I really enjoyed Adiga’s rendering of Indian English in the book. During the dialog, I thought I could actually hear those soft, lilting tones of their speech (and I could see their heads going back and forth). My wife works with an Indian cardiologist whose accent is so heavy that she needs to accompany him on patient visits to translate the English of Delhi into the English of rural-black or rural-white Georgia. Anyway, I think you’re correct, East-Indian English is considered a separate dialect from British or American English, but I also think that linguistic distinctions can be narrow or subjective and languages, dialects, creoles, pidgins, and patois all overlap somewhat.

At any rate, I agree with you, the English language has given India an advantage in the business world – for better or worse. And, for all its faults, the British colonial system did unite India with a common language and started an education system that quickly had Indians demanding their own independence. A lot of people forget that Gandhi went to law school in England in his younger years.

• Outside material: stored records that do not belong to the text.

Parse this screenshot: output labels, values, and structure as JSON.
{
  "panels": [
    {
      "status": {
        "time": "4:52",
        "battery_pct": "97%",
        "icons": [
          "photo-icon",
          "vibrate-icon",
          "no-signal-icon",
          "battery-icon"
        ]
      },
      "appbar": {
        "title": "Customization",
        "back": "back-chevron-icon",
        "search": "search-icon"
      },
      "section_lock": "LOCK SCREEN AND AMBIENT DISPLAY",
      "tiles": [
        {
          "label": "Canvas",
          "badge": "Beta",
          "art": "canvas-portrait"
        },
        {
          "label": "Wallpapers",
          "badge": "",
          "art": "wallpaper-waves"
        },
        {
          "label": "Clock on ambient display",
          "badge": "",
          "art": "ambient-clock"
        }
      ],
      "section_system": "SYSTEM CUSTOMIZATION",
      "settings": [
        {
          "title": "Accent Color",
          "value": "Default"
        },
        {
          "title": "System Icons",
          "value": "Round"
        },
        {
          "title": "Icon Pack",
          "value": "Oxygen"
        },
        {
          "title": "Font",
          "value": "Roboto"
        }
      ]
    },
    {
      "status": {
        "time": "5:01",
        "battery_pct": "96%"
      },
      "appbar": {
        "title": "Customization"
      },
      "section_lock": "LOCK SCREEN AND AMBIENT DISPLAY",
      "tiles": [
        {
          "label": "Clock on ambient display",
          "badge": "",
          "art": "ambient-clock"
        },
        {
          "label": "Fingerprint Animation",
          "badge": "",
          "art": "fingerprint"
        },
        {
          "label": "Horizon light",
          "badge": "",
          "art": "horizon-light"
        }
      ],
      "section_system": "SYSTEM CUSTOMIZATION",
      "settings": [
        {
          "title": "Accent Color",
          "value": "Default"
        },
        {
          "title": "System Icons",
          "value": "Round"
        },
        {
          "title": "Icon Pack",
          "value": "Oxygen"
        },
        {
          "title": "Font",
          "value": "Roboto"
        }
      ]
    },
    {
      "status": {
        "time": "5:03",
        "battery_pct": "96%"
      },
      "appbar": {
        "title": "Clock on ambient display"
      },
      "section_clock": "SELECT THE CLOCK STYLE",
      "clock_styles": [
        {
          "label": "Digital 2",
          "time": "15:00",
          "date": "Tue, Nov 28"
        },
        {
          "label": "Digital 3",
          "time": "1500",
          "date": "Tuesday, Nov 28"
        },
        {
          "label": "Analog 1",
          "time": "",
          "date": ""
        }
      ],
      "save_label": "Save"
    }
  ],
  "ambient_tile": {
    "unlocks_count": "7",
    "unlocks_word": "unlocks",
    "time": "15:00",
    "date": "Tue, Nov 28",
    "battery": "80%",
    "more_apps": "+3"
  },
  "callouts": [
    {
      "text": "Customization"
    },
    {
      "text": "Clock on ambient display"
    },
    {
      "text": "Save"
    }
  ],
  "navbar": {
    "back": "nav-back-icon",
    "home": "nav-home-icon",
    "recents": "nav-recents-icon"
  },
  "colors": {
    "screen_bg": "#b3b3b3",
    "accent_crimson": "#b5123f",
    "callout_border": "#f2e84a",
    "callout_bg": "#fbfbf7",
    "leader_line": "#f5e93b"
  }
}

It remains to be seen if English will eventually become a global language or lingua-franca; it is certainly the preferred language of the business-world right now (as you pointed out). And along those lines, I was reading somewhere that business-English has become a dialect of its own. And a businessman from China, for example, would rather speak English to a businessman from Brazil than to a native English speaker. In business-English, it’s all business, no pesky colloquialisms or metaphors. Other contenders for a global language within the next hundred years or so are probably Mandarin, Arabic, or Spanish. Who knows? The possibilities are endless.

Another topic: Much has been made of the crowding and poverty on the sub-continent, and there is certainly some truth in that, but there is also a lot of exaggeration – I think. The slums in Chennai or Mumbai don’t seem much different to me than the slums in Sao Paulo or Lima. And in India I never get the feeling that someone will slash my throat for pocket-change; for that I go to Lagos.

neilgee
11-10-2009, 03:39 PM
An astonishing book, in another class to the 2009 Booker Prize winner. I'm glad it's not been forgotten.